At WE-ACTx, we honor this day by hosting an outdoor gathering for the families of the 600 youth we serve. Our annual event features an academic awards ceremony, as well as music, theater and dance performances by WE-ACTx youth and invited local artists.

Day of the African Child is the time of year we come together to celebrate the way that the young folks in our care are thriving—and to recognize all of the hard work, cooperation and love that has contributed to supporting their well-being.

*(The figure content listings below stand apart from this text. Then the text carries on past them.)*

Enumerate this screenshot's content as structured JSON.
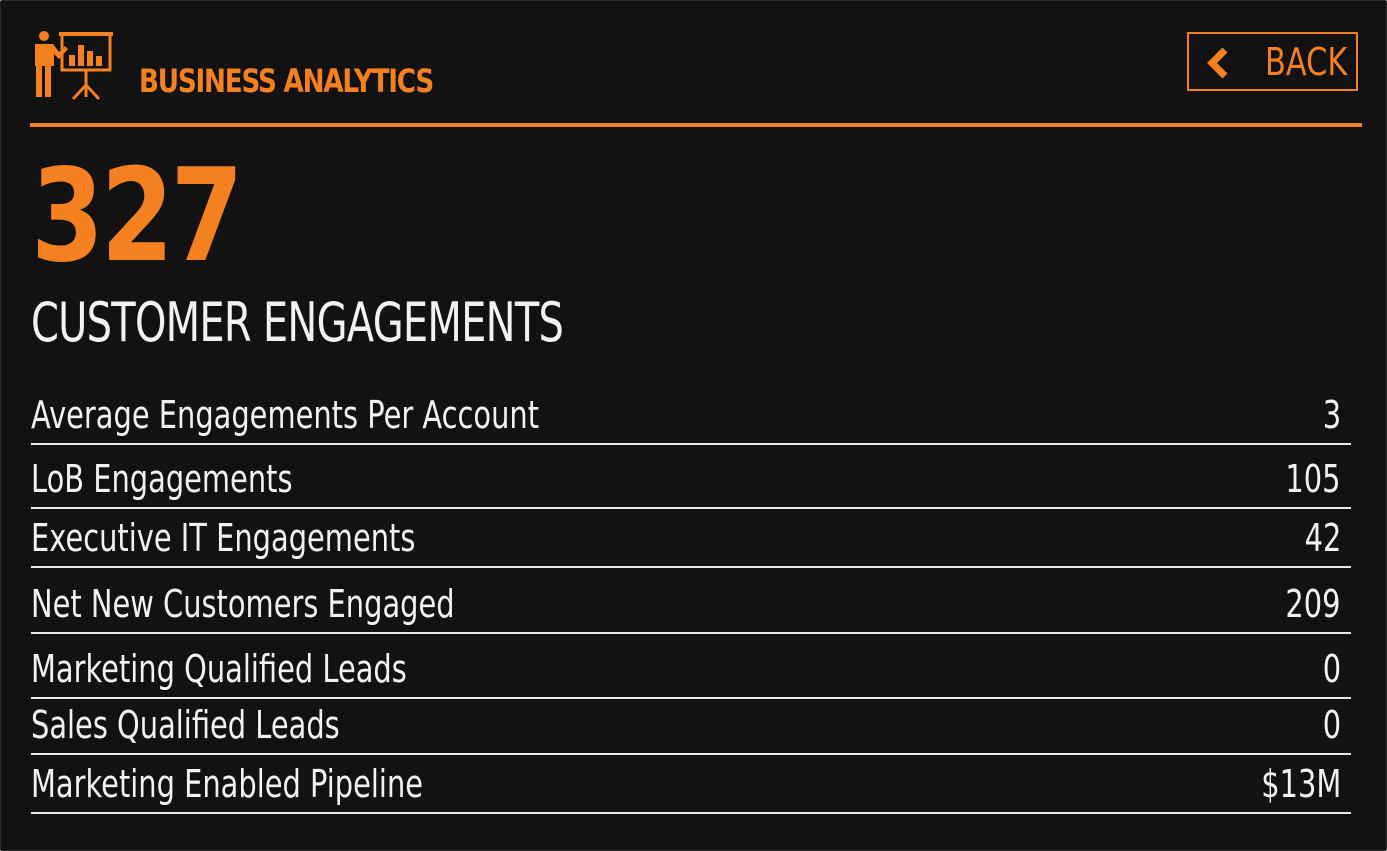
{
  "header": {
    "title": "BUSINESS ANALYTICS",
    "icon": "presenter-chart-icon",
    "back_label": "BACK",
    "back_icon": "chevron-left-icon"
  },
  "summary": {
    "value": "327",
    "label": "CUSTOMER ENGAGEMENTS"
  },
  "metrics": [
    {
      "label": "Average Engagements Per Account",
      "value": "3"
    },
    {
      "label": "LoB Engagements",
      "value": "105"
    },
    {
      "label": "Executive IT Engagements",
      "value": "42"
    },
    {
      "label": "Net New Customers Engaged",
      "value": "209"
    },
    {
      "label": "Marketing Qualified Leads",
      "value": "0"
    },
    {
      "label": "Sales Qualified Leads",
      "value": "0"
    },
    {
      "label": "Marketing Enabled Pipeline",
      "value": "$13M"
    }
  ],
  "colors": {
    "accent": "#f5801f",
    "background": "#121212",
    "text": "#f2f2f2",
    "divider": "#e9e9e9"
  }
}
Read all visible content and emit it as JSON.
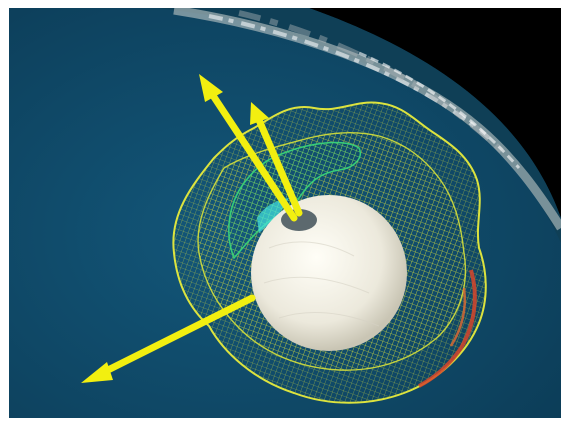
{
  "scene": {
    "icons": {
      "earth": "earth-globe-icon",
      "mesh": "wireframe-lobe-icon",
      "sphere": "central-sphere-icon",
      "arrow": "vector-arrow-icon"
    },
    "colors": {
      "frame": "#ffffff",
      "ocean": "#0f4a6a",
      "space": "#000000",
      "sphere": "#f1efe6",
      "arrow": "#f2ef10",
      "mesh_yellow": "#e8ec3c",
      "mesh_green": "#2fcf6a",
      "mesh_red": "#d6452a"
    }
  }
}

Youth Ending Stigma (Y.E.S.)

Youth Ending Stigma (Y.E.S.) is a youth group committed to ending HIV-related stigma in Rwanda that was started by WE-ACTx patients in the fall of 2009. The members of Y.E.S. meet regularly at the Centreville clinic to support each other in their own struggles against stigma, and to collaborate on peer education projects and public awareness campaigns that challenge stereotypes and promote equality. In addition to sharing their own testimonies with other HIV-positive youth and with the general public, the members of Y.E.S. have spread their message by staging plays, composing original music, participating in photography exhibitions, and creating a video that has been named a finalist for the $25,000 Kalamazoo College Global Prize for Collaborative Social Justice Leadership.